8. A nebulizer as claimed in claim 7, wherein the pre-heating element extends lengthwise in a first direction, and the ventilation channel opens through in the first direction.

9. The atomizer according to claim 8, wherein said air inlet channel is opened on said support, an atomizing chamber communicating with said air inlet channel is defined between said atomizing assembly and said support, and said air exchange channel communicates with said atomizing chamber.

10. The atomizer of claim 9, wherein the atomizing assembly comprises an atomizing member and a sealing member, the atomizing member comprises a mounting portion and a suspension portion, the sealing member is sleeved outside the mounting portion and is hermetically sealed on the bracket;

11. The nebulizer of claim 10, wherein the first transition passage extends in a direction parallel to the first direction, and the second transition passage extends in a direction intersecting the first direction.

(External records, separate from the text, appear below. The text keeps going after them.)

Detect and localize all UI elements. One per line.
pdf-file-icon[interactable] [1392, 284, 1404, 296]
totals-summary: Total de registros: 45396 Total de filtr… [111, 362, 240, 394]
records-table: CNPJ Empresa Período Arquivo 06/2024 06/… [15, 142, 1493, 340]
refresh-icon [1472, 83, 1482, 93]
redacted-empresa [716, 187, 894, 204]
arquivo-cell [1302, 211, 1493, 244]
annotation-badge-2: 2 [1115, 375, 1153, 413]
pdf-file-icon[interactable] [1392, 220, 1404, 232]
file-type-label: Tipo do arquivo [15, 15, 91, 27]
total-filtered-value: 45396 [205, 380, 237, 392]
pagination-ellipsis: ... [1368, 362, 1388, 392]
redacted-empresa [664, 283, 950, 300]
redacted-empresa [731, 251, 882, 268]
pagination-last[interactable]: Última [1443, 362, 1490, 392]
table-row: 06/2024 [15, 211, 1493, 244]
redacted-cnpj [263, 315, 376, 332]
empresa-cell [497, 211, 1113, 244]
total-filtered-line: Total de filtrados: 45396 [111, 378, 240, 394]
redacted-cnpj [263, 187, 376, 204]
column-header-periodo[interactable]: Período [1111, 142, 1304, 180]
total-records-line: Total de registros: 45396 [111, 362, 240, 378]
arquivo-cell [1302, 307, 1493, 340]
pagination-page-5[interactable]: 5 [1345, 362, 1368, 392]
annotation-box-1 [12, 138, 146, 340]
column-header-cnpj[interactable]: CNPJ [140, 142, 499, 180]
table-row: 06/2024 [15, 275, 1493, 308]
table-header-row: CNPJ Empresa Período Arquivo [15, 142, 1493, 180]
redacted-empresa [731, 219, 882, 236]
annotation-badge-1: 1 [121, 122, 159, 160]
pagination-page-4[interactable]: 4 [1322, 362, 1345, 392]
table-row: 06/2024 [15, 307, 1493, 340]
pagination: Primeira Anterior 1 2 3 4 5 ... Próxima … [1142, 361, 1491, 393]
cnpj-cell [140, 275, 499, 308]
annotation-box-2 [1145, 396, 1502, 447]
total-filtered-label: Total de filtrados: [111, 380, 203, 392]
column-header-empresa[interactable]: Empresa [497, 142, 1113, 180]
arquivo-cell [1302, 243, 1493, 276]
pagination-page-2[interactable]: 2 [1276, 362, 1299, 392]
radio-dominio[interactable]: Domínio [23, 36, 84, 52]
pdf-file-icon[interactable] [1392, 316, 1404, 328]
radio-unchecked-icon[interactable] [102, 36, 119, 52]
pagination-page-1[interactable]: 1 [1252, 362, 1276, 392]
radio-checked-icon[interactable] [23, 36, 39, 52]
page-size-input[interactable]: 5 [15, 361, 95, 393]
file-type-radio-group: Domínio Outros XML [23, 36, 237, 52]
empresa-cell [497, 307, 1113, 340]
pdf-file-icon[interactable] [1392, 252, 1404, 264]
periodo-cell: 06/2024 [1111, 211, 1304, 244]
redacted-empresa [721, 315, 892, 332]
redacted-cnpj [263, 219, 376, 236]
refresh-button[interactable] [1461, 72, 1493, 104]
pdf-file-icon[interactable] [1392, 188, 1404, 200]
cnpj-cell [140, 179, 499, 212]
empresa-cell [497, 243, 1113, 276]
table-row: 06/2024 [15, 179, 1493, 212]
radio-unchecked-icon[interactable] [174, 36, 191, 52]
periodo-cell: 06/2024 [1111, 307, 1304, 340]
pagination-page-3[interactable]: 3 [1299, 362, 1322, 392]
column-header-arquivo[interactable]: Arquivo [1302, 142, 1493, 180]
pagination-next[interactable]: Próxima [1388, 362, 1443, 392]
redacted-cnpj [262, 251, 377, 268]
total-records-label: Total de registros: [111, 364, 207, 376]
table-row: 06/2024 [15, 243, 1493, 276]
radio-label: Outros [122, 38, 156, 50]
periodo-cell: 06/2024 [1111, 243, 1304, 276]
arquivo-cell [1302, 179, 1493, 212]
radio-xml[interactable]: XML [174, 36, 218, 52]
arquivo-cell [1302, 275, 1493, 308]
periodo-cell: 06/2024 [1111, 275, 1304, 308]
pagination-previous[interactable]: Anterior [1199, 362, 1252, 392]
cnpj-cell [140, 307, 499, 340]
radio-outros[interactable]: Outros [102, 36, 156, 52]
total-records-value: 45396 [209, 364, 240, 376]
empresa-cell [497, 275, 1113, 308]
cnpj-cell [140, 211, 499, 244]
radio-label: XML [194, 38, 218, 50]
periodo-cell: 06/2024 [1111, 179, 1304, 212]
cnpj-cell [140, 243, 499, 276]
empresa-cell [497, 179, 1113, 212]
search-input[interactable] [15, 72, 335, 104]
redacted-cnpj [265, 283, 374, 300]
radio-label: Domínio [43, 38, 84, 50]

12. The atomizer according to claim 9, wherein the holder comprises a first holder and a second holder, the atomizing assembly is mounted on the first holder, the second holder is coupled to the first holder, the air inlet channel is formed in the second holder, and the atomizing assembly and the second holder define therebetween the atomizing chamber;

the first bracket and the shell define the liquid storage cavity, and the preheating piece is assembled on the first bracket.

13. An electronic atomisation device comprising a battery assembly and an atomiser as claimed in any of claims 1 to 12, the battery assembly being arranged to power the atomiser.